Иготкин несколько раз кряду затянулся махоркой, прищурился, будто дым закипал ему глаза, вздохнул:

— Верно, паря, Акимушка. Непрочная штука — человеческая память. Каких только сказок про Гарь не навыдумывали, а ведь, если разобраться, то дело и не так давно вроде было…

— Вот и расскажи ребятам правду! — оживился Аким Иванович. — Они как-никак дольше нас с тобою проживут, своим потомкам перескажут…

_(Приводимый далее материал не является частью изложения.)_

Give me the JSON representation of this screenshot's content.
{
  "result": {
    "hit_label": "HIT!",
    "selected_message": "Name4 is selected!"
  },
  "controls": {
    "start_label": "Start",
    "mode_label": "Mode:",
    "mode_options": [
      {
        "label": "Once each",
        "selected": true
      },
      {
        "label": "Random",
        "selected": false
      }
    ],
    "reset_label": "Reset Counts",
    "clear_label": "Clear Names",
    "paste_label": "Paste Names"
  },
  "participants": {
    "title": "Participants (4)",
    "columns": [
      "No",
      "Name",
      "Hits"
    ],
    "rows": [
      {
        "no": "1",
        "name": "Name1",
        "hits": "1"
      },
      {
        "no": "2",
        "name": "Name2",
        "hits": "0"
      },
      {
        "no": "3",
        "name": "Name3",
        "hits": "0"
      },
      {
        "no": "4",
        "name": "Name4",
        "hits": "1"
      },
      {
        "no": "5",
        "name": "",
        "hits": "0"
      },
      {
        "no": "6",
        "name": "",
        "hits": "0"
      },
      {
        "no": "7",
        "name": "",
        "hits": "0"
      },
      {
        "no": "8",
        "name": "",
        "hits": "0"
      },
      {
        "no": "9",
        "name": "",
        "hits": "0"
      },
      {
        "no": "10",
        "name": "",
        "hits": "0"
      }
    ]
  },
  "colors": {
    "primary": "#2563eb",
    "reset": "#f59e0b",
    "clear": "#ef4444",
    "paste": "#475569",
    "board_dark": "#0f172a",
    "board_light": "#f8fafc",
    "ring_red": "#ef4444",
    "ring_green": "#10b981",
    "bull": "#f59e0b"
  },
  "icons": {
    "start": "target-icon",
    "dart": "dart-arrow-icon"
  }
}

В хорошем месте расположилось охотничье село Лисьи Норы. Со всех сторон — сибирская тайга со своими названиями: Мудринская, Соболиная, Бурундучья. Рядом с селом — река, а за ней опять таежная глухомань — Тунгусская. Тайга для лисьенорцев — что дом родной. Она их растила, кормила, а некоторых и хоронила.

Особенно богата дичью и зверем была Тунгусская тайга. По преданиям стариков, в ней кочевали енисейские тунгусы, среди которых шаманил некто Васька. Этот Васька был не только шаманом, но и ловким дельцом. Обирал тунгусов, выгодно сбывал меха рыскавшим по тайге купцам. Поговаривали даже, что он имел темные связи с заграничными торговцами, которых в то время в Сибири стало появляться довольно много. На этом Васька сколотил себе приличное состояние и неведомыми махинациями раздобыл гербовую бумагу с подписью самого томского губернатора, в которой значилось, что весь участок Тунгусской тайги переходит в его, Васькино, пользование.

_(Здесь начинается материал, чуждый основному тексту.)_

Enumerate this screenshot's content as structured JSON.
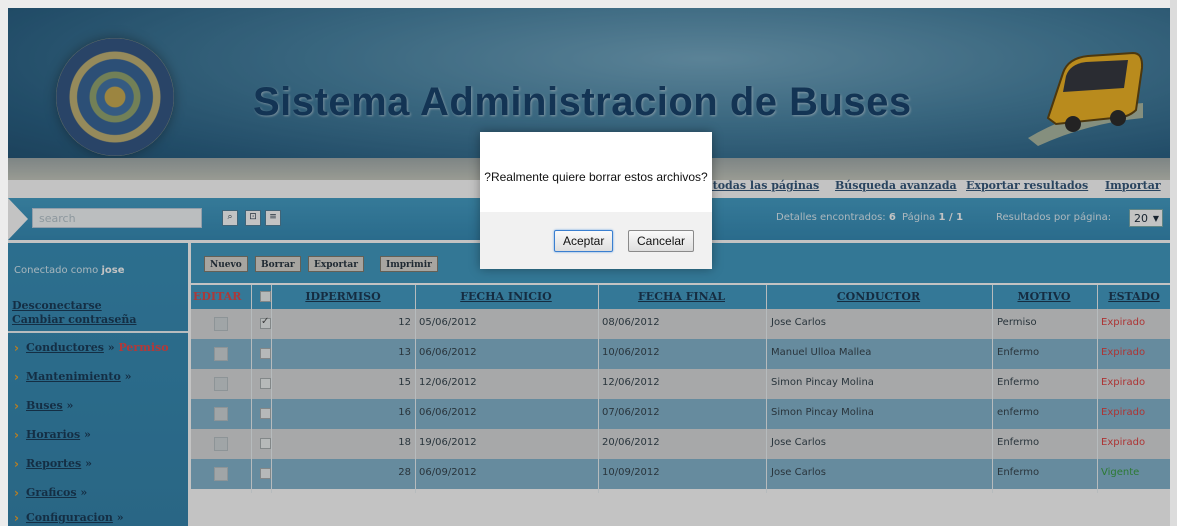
{
  "header": {
    "title": "Sistema Administracion de Buses",
    "links": [
      "r todas las páginas",
      "Búsqueda avanzada",
      "Exportar resultados",
      "Importar"
    ]
  },
  "toolbar": {
    "search_placeholder": "search",
    "icons": [
      "search-icon",
      "filter-icon",
      "options-icon"
    ],
    "found_label": "Detalles encontrados:",
    "found_count": "6",
    "page_label": "Página",
    "page_value": "1 / 1",
    "per_page_label": "Resultados por página:",
    "per_page_value": "20"
  },
  "sidebar": {
    "connected_prefix": "Conectado como",
    "user": "jose",
    "logout": "Desconectarse",
    "change_password": "Cambiar contraseña",
    "nav": [
      {
        "label": "Conductores",
        "current": "Permiso"
      },
      {
        "label": "Mantenimiento"
      },
      {
        "label": "Buses"
      },
      {
        "label": "Horarios"
      },
      {
        "label": "Reportes"
      },
      {
        "label": "Graficos"
      },
      {
        "label": "Configuracion"
      }
    ],
    "nav_suffix": "»"
  },
  "actions": [
    "Nuevo",
    "Borrar",
    "Exportar",
    "Imprimir"
  ],
  "table": {
    "columns": [
      "EDITAR",
      "IDPERMISO",
      "FECHA INICIO",
      "FECHA FINAL",
      "CONDUCTOR",
      "MOTIVO",
      "ESTADO"
    ],
    "rows": [
      {
        "id": "12",
        "inicio": "05/06/2012",
        "final": "08/06/2012",
        "conductor": "Jose Carlos",
        "motivo": "Permiso",
        "estado": "Expirado",
        "checked": true
      },
      {
        "id": "13",
        "inicio": "06/06/2012",
        "final": "10/06/2012",
        "conductor": "Manuel Ulloa Mallea",
        "motivo": "Enfermo",
        "estado": "Expirado",
        "checked": false
      },
      {
        "id": "15",
        "inicio": "12/06/2012",
        "final": "12/06/2012",
        "conductor": "Simon Pincay Molina",
        "motivo": "Enfermo",
        "estado": "Expirado",
        "checked": false
      },
      {
        "id": "16",
        "inicio": "06/06/2012",
        "final": "07/06/2012",
        "conductor": "Simon Pincay Molina",
        "motivo": "enfermo",
        "estado": "Expirado",
        "checked": false
      },
      {
        "id": "18",
        "inicio": "19/06/2012",
        "final": "20/06/2012",
        "conductor": "Jose Carlos",
        "motivo": "Enfermo",
        "estado": "Expirado",
        "checked": false
      },
      {
        "id": "28",
        "inicio": "06/09/2012",
        "final": "10/09/2012",
        "conductor": "Jose Carlos",
        "motivo": "Enfermo",
        "estado": "Vigente",
        "checked": false
      }
    ]
  },
  "dialog": {
    "message": "?Realmente quiere borrar estos archivos?",
    "ok": "Aceptar",
    "cancel": "Cancelar"
  },
  "colors": {
    "expired": "#e03a3a",
    "active": "#2f9a3a",
    "accent": "#3896c0"
  }
}
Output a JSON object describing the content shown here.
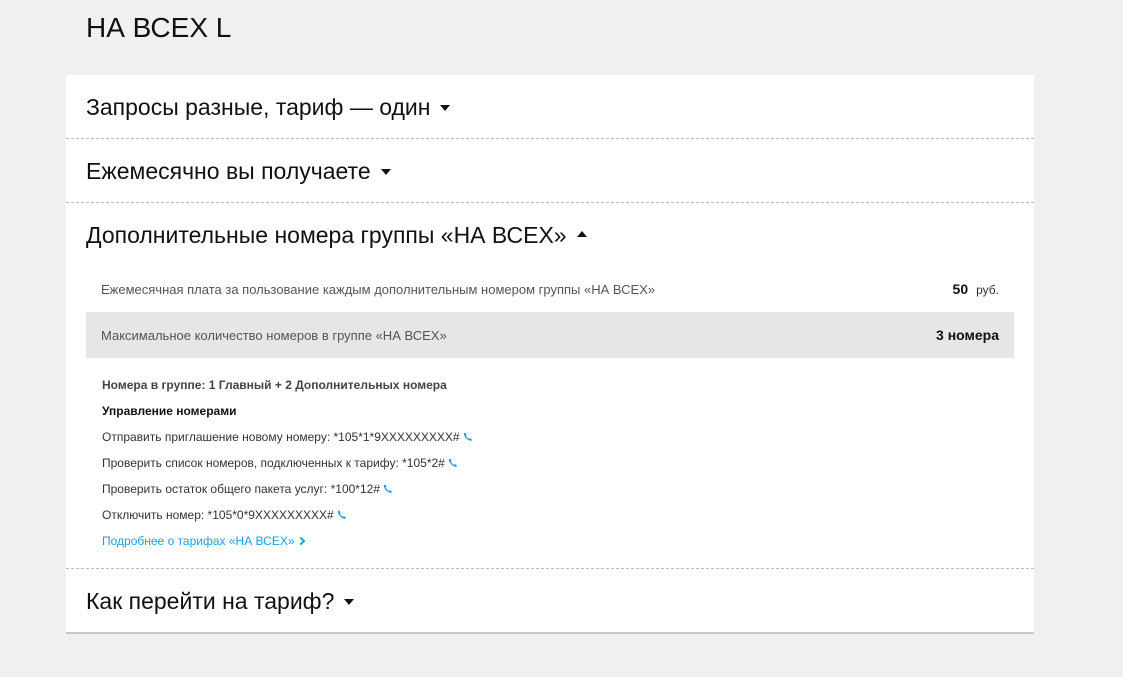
{
  "page": {
    "title": "НА ВСЕХ L"
  },
  "sections": [
    {
      "label": "Запросы разные, тариф — один",
      "expanded": false
    },
    {
      "label": "Ежемесячно вы получаете",
      "expanded": false
    },
    {
      "label": "Дополнительные номера группы «НА ВСЕХ»",
      "expanded": true
    },
    {
      "label": "Как перейти на тариф?",
      "expanded": false
    }
  ],
  "details": {
    "rows": [
      {
        "label": "Ежемесячная плата за пользование каждым дополнительным номером группы «НА ВСЕХ»",
        "value": "50",
        "unit": "руб."
      },
      {
        "label": "Максимальное количество номеров в группе «НА ВСЕХ»",
        "value": "3 номера"
      }
    ],
    "group_numbers": "Номера в группе: 1 Главный + 2 Дополнительных номера",
    "management_heading": "Управление номерами",
    "commands": [
      {
        "text": "Отправить приглашение новому номеру: *105*1*9XXXXXXXXX#"
      },
      {
        "text": "Проверить список номеров, подключенных к тарифу: *105*2#"
      },
      {
        "text": "Проверить остаток общего пакета услуг: *100*12#"
      },
      {
        "text": "Отключить номер: *105*0*9XXXXXXXXX#"
      }
    ],
    "more_link": "Подробнее о тарифах «НА ВСЕХ»"
  },
  "colors": {
    "background": "#f0f0f0",
    "card": "#ffffff",
    "shaded_row": "#e6e6e6",
    "link": "#1a9fdc",
    "text": "#111111"
  },
  "icons": {
    "phone": "phone-icon",
    "caret_down": "caret-down-icon",
    "caret_up": "caret-up-icon",
    "chevron_right": "chevron-right-icon"
  }
}
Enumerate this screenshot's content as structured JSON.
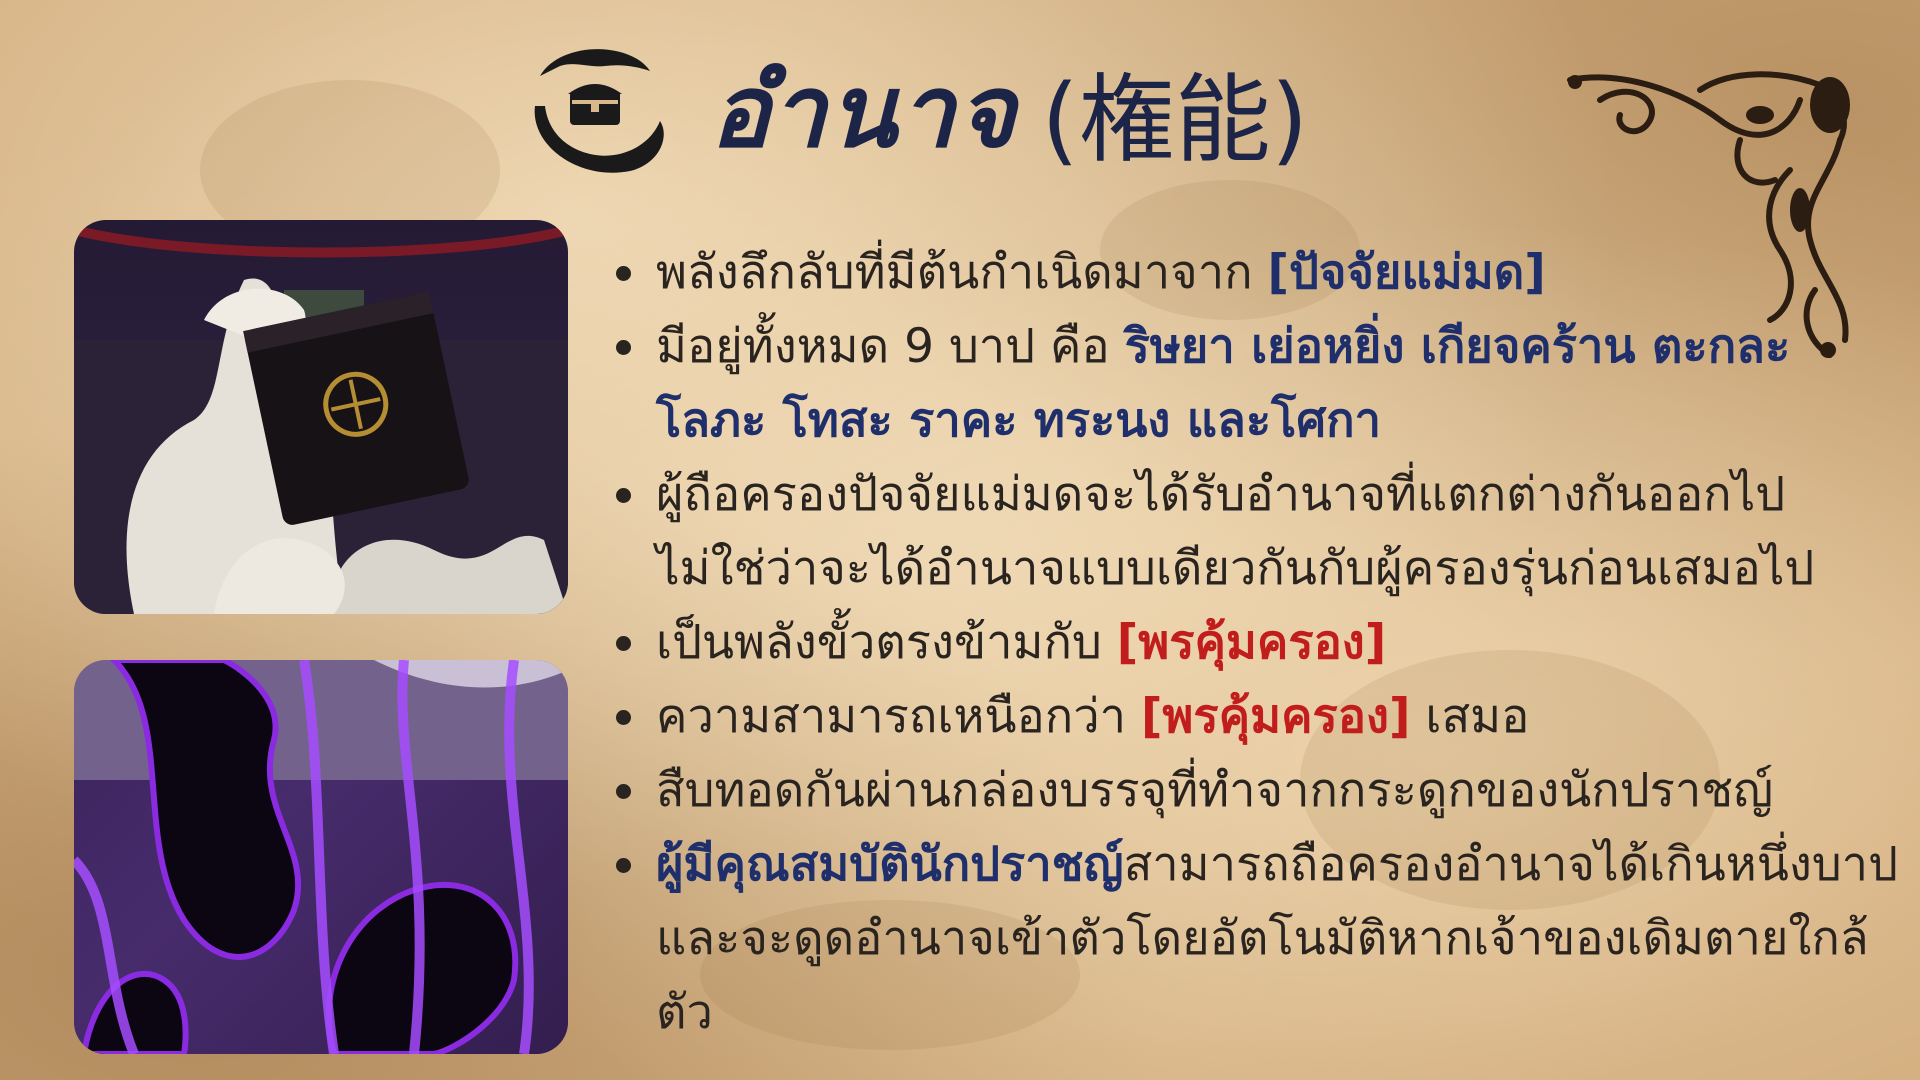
{
  "title": {
    "main": "อำนาจ",
    "kanji": "(権能)",
    "icon": "hands-holding-chest-icon"
  },
  "images": {
    "top": "hand-holding-black-box-image",
    "bottom": "purple-shadow-figure-image"
  },
  "bullets": [
    {
      "text_1": "พลังลึกลับที่มีต้นกำเนิดมาจาก",
      "highlight_1": "[ปัจจัยแม่มด]"
    },
    {
      "text_1": "มีอยู่ทั้งหมด 9 บาป คือ",
      "highlight_1": "ริษยา เย่อหยิ่ง เกียจคร้าน ตะกละ โลภะ โทสะ ราคะ ทระนง และโศกา"
    },
    {
      "text_1": "ผู้ถือครองปัจจัยแม่มดจะได้รับอำนาจที่แตกต่างกันออกไป ไม่ใช่ว่าจะได้อำนาจแบบเดียวกันกับผู้ครองรุ่นก่อนเสมอไป"
    },
    {
      "text_1": "เป็นพลังขั้วตรงข้ามกับ",
      "highlight_1": "[พรคุ้มครอง]"
    },
    {
      "text_1": "ความสามารถเหนือกว่า",
      "highlight_1": "[พรคุ้มครอง]",
      "text_2": "เสมอ"
    },
    {
      "text_1": "สืบทอดกันผ่านกล่องบรรจุที่ทำจากกระดูกของนักปราชญ์"
    },
    {
      "highlight_1": "ผู้มีคุณสมบัตินักปราชญ์",
      "text_1": "สามารถถือครองอำนาจได้เกินหนึ่งบาป และจะดูดอำนาจเข้าตัวโดยอัตโนมัติหากเจ้าของเดิมตายใกล้ตัว"
    }
  ],
  "colors": {
    "title": "#1c2548",
    "highlight_blue": "#1f2f6b",
    "highlight_red": "#c21d1d",
    "body_text": "#2a2420",
    "parchment": "#d9b98c"
  }
}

С завистью смотрели лисьенорцы на тунгусские кедры. Пытались, как прежде, ходить туда на промысел, но редко кому удавалось вернуться с добычей. Только одного из лисьенорцев не трогал Васька — смелого и решительного промысловика Егора Иготкина.

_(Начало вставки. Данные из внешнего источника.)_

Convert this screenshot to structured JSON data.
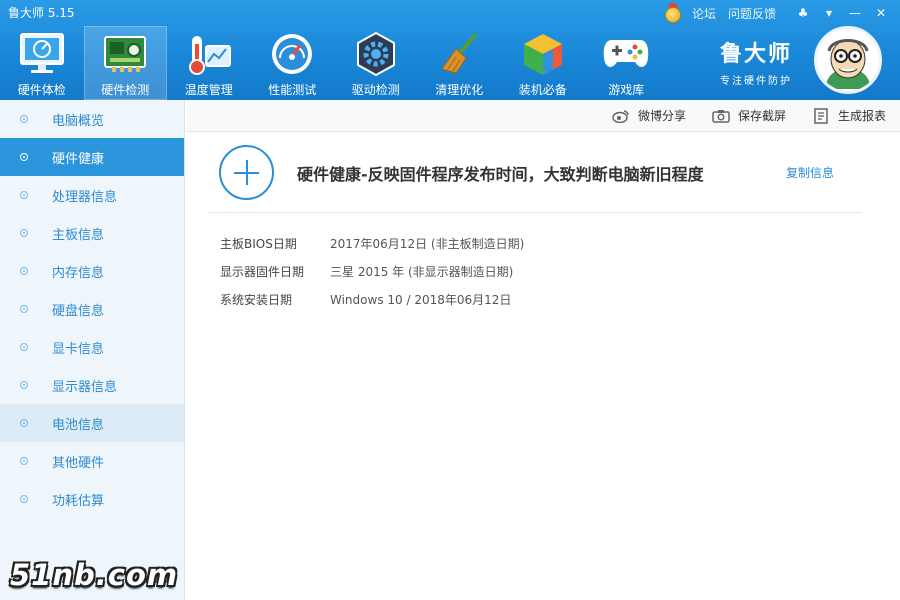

Когда в Лисьи Норы пришел слух о революции, испугался Васька-шаман за свои владения, распустил среди охотников слух, что всех, кто пойдет в Тунгусскую тайгу, постигнет несчастье. Совсем приуныли лисьенорцы, только Егор Иготкин не побоялся Васькиных угроз. В первый же сезон после революции ушел он в Шамановы владения промышлять соболя. Ушел и не вернулся. Сильно уважали в Лисьих Норах Иготкина, поэтому самые лучшие охотники, несмотря на Васькины угрозы, ушли на поиски своего односельчанина. Через неделю принесли домой его застывшее, пробитое из самострела тело.

Не перенесла смерти любимого мужа жена Егора. Тоскуя, день и ночь ждала своего единственного сына Степана, который нес военную службу на далеком Балтийском море, но так и не дождалась.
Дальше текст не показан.